Following the Arab Spring, the West Asia-North Africa (WANA) region is witnessing interactions between the various strands of Islamism-Wahhabiya in Saudi Arabia; the Muslim Brotherhood in Egypt and its affiliates in other Arab countries, and the radical strand represented by Al?Qaeda and its associated organisations-in an environment of robust competition and even conflict. After a long period in opposition, some Islamists are facing the challenge of democratic governance, with the principal protagonists attempting to define their vision, agenda and institutions in terms that would reconcile the aspirations of their citizens for a modern political and economic order that would also respect their religious traditions. In this endeavour, the Islamists are in competition not only amongst themselves but also with non-religious groups representing liberal-secular elements and the armed forces representing the anciens regimes and seeking to affirm the political status quo.

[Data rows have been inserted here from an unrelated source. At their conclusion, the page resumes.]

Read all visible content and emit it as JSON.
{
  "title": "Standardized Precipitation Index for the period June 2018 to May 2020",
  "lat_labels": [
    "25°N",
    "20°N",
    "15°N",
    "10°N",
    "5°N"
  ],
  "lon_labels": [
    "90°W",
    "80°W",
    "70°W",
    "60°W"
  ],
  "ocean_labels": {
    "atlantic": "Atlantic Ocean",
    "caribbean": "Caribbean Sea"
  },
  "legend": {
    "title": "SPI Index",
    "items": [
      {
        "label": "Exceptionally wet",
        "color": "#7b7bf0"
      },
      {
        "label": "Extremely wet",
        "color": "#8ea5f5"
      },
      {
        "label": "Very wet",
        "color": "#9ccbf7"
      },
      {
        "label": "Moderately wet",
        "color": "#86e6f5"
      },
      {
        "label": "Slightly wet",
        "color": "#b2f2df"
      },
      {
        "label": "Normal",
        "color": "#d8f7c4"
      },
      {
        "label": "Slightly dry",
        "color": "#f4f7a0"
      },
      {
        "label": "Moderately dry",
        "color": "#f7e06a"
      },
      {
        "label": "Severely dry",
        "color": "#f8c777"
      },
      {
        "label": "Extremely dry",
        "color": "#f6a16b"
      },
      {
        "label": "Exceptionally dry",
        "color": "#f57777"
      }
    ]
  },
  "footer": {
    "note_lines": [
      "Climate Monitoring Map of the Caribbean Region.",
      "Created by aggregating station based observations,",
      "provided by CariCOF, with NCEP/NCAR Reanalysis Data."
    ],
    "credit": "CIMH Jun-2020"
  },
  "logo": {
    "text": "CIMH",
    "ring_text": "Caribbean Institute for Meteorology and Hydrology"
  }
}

This work examines these issues in some details. It provides an overview of the political aspects of Islamic law, the Sharia, as it evolved from early Islam and, over the last two hundred years, experienced the impact of Western colonialism. After looking at the development of political Islam in a historical context, it examines contemporary political competitions across WANA, particularly in Egypt and Syria, and offers prognoses pertaining to domestic and regional scenarios. Finally, it discusses some of the larger challenges the Arab Spring poses for Islamist discourse, particularly with regard to accommodating the Sharia and a democratic order in a reformed Arab polity.
This book draws on a rich variety of source material which has been embellished by the author`s extensive diplomatic experience in the Arab world over three decades.